Sunday, July 11, 2010


What could be more important than water? The natural gas industry thinks that money is.  They have seduced many citizens in depressed regions of the country with seams of natural gas buried deep within its lands to sign leases that give oil companies the rights to mine the gas in their back yards.  Up here, in the Delaware River watershed, many activists are deeply opposed to it, and are rallying to pass legislature that will prevent drilling until more is known about the health, safety, and environmental impact.

Josh Fox and leaseholder of gas drilling watch 
his water catch on fire

The problem is with local governments who never saw anything wrong with money coming into the regions.  The problem is with state governments whose environmental regulatory agencies have been decimated by budget cuts.  And of course, the problem is with federal government.  The Energy Act of 2005 exempted natural gas drilling from following the laws of Clean Water, Clean Air, etc.

Josh Fox is the director of the movie.  His muckraking is pretty effective, based on the screening I attended in Honesdale last week at the Episcopal Church.  It was standing room only, with people applauding the panel discussion leaders afterward.  The links on the Gasland website are activists who are battling with gas drillers.

Please go there and offer any support you can, especially in terms of writing, phoning, and visiting your representatives in government about this important issue.
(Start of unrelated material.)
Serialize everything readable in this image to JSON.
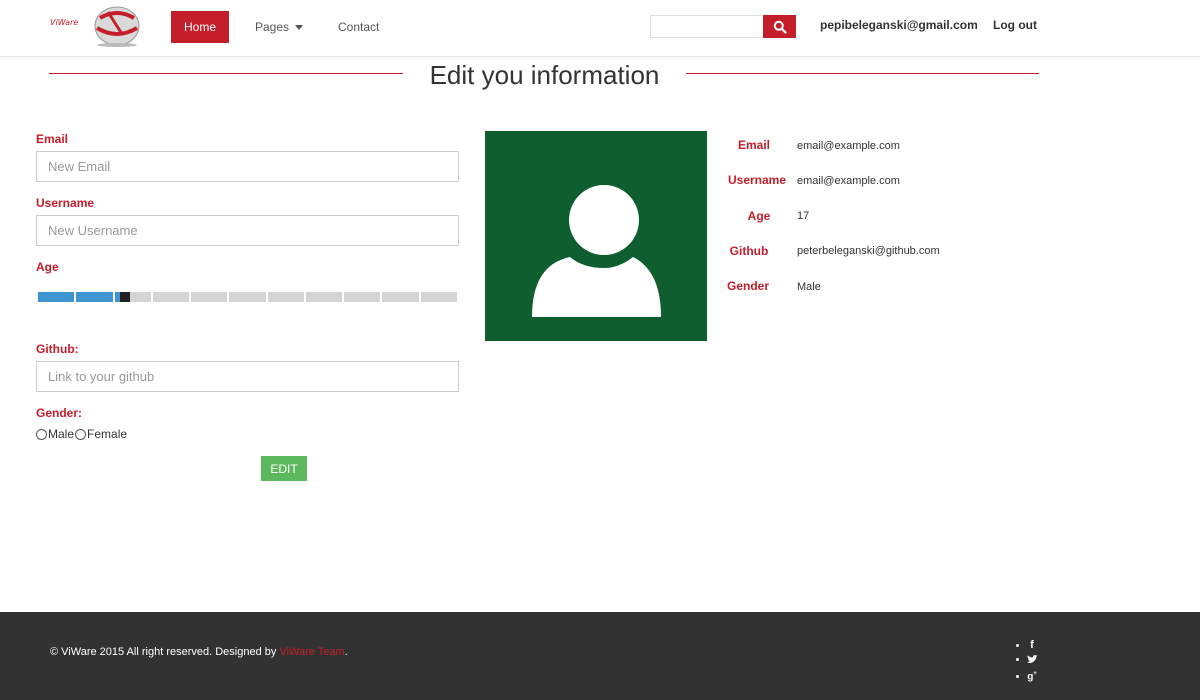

As for the filmmaking, I wish it were less  influenced by Michael Moore, in those scenes  where the hapless filmmaker tries to interview people on the opposite side of his issue who turn him away.  When he finally does land an interview with a state agency official, the results are excellent, and remind you of the opposite side's point of view.   The original impulse to fund natural gas was not bad.  It just happens to be as filthy, short term, and patently unfair to the people who live near the drilling as any other kind of fossil fuel mine or oil rig. 

The victims in the film  who say that they don't recognize their country are heart broken and heart breaking.  A cattle rancher in Wyoming turns to the camera and says directly to anyone who is listening, this is not just happening to you, it is happening to me.  You are not alone.